Monday, 25 May 2015

Some CFML code that doesn't work

G'day:
I was sitting at Lord's yesterday watching England v NZ (and, um, we'll have no comments about that, thank-you very much), and a sudden thought popped into my head "Adam Presley might've been onto something there... if I leverage that....I wonder if I could get that code down to one statement?"

And that of course will mean nothing to anyone.

I had been thinking I had better get back to looking at the answers to my "Something for the weekend? A wee code puzzle (in CFML, PHP, anything really...)" puzzle. I posted that back in November, and I'm still only halfway through the answers. PHP and stuff like that got in the way.

To recap, the question is:

Problem
One has an array of numbers, eg:

[100, 300, 100, 50, 50, 50, 50, 50, 500, 200, 100]

One also has a threshold number, for example 500.

For a given array and a given threshold, return the subarray which contains the longest run of consecutive numbers which - in total - are equal-to or less than the threshold.

For example:

series = [100, 300, 100, 50, 50, 50, 50, 50, 500, 200, 100]
threshold = 500
subseries = getSubseries(series,threshold) // [100, 50, 50, 50, 50, 50]
There's a few technicalities, but the full details are in that article I linked to. That's the general gist of it, anyways.

Right, so the next solutions I was gonna look at was Charlie Griefer's and Sean's Clojure examples, and I can recall Sean saying he was able to do it in one statement with Clojure. And I remembered Adam's (Go) solution involved finding all the relevance subseries, then grabbing the longest one. Or something like that. I was at the cricket and not in front of the code.

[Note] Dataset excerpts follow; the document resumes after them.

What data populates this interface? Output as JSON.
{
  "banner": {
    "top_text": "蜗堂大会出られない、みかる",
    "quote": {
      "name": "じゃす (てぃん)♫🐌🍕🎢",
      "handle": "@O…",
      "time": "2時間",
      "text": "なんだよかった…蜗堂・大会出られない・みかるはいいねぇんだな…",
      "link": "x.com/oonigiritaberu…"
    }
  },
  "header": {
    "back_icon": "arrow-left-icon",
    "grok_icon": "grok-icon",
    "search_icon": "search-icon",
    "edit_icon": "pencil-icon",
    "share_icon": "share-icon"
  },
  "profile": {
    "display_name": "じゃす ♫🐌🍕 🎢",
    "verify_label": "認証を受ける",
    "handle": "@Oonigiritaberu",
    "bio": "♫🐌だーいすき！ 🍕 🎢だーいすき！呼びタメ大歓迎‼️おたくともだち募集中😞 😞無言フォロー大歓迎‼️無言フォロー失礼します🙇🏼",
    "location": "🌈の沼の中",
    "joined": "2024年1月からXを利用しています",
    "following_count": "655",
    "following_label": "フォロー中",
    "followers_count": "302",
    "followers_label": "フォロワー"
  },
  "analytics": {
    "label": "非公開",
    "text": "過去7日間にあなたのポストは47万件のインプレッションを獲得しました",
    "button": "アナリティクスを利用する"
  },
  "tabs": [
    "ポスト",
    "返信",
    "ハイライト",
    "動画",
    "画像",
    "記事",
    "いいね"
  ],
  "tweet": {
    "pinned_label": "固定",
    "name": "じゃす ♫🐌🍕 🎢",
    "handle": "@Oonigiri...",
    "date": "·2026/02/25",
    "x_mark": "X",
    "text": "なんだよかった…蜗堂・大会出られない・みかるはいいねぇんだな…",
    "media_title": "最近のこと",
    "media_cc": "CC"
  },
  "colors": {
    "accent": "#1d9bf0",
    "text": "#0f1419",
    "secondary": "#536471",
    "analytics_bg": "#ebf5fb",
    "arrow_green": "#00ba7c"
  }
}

It suddenly occurred to me that I should be able to do a variation of Adam's idea, use some mapping, reducing and sorting on it, and come up with a single-statement CFML solution. I kinda worked it out in my head, then drank too much beer so left it until today to look at.

I've spend a few hours now fighting with Lucee and ColdFusion to try to make my solution work. But I can't. The logic is sound, but the bloody language implementations aren't.

function getSubseries(series, threshold){
    return series.map(function(v,i,a){
        return a.slice(i,(a.len()-i)+1).reduce(function(best,current){
            return best
                .update("running", best.running && best.run.sum() + current <= threshold)
                .update("run", best.running ? best.run.append(current) : best.run);
        },{run=[], running=true});
    }).sort(function(e1,e2){
        return (sgn(e2.run.len() - e1.run.len()) || (sgn(e2.run.sum() - e1.run.sum());
    })[1].run ?: [];
}

Now... the logic of that is fine. Well: it passes all my tests. And the CFML is fine. However it doesn't bloody work. Because CFML engines.

  • ColdFusion returns a pointless boolean from update(), so calls to it cannot be chained like this.
  • As it does for append(). 3844976, which Adobe claims is fixed! Nuh-uh.
  • Lucee doesn't preserve the numerical values in boolean expressions like these, so doesn't return -1,0,1 from the comparisons, but just true or false. Rendering the returned values useless. LDEV-366.
  • Lucee's ?: operator doesn't work properly when a potentially null array is returned from a function. LDEV-368.

I also found another coupla Lucee bugs whilst working on earlier prototypes of this, and even one whilst creating the repro fo LDEV-368!

Irritatingly, neither platform has both sets of bugs. The Lucee ones are only bung on Lucee, and the ColdFusion ones are only bung on ColdFusion. but still: FFS.

In case yer interested in what the code would have been doing:

  • The function takes an array of numbers (eg: [100,200,300]).
  • That array is used to map to another array which is the sub-array starting from each element of the array in succession (eg: [[100,200,300], [200,300], [300]]).
  • Each of those arrays is reduced to only being the longest run of sequential values which tally to be within the specified threshold. So if our threshold was 300, we'd end up with an array: [[100,200], [200], [300]].
  • Whilst locating the longest run, we pay attention to whether we overflow the threshold, and if we do we stop looking to build the run any further.
  • We will be left with the longest runs starting from each position in the original array.
  • Next we sort that array according to the business rules we have: a longer run is "greater than" a shorter run; if two runs are equal-length, then we sort by tally. So from our example, [100,200] wins. It's equal in total to [300], but we want the longest one.
  • After the sort, the longest result is the one we want, and that's the first item.
  • If we started with an empty array, or there were no sequences within the threshold we won't get anything returned from the reduction operation, so we default to an empty array.
  • By the by... this is the first time I've ever used structUpdate(), and this is a reasonable use case for it, I think?

That works fine, and it's a single statement. Admittedly there's a lot of method-chaining, callbacks and a coupla compound expressions in there, but that was kinda what I came up with at the cricket, and it worked.

Well in theory. It doesn't actually work. Thanks Lucee and ColdFusion.

--
Adam


PS: I hasten to add I would almost certainly never write code like that as it's complication for the sake of complication, but it was a good mental exercise.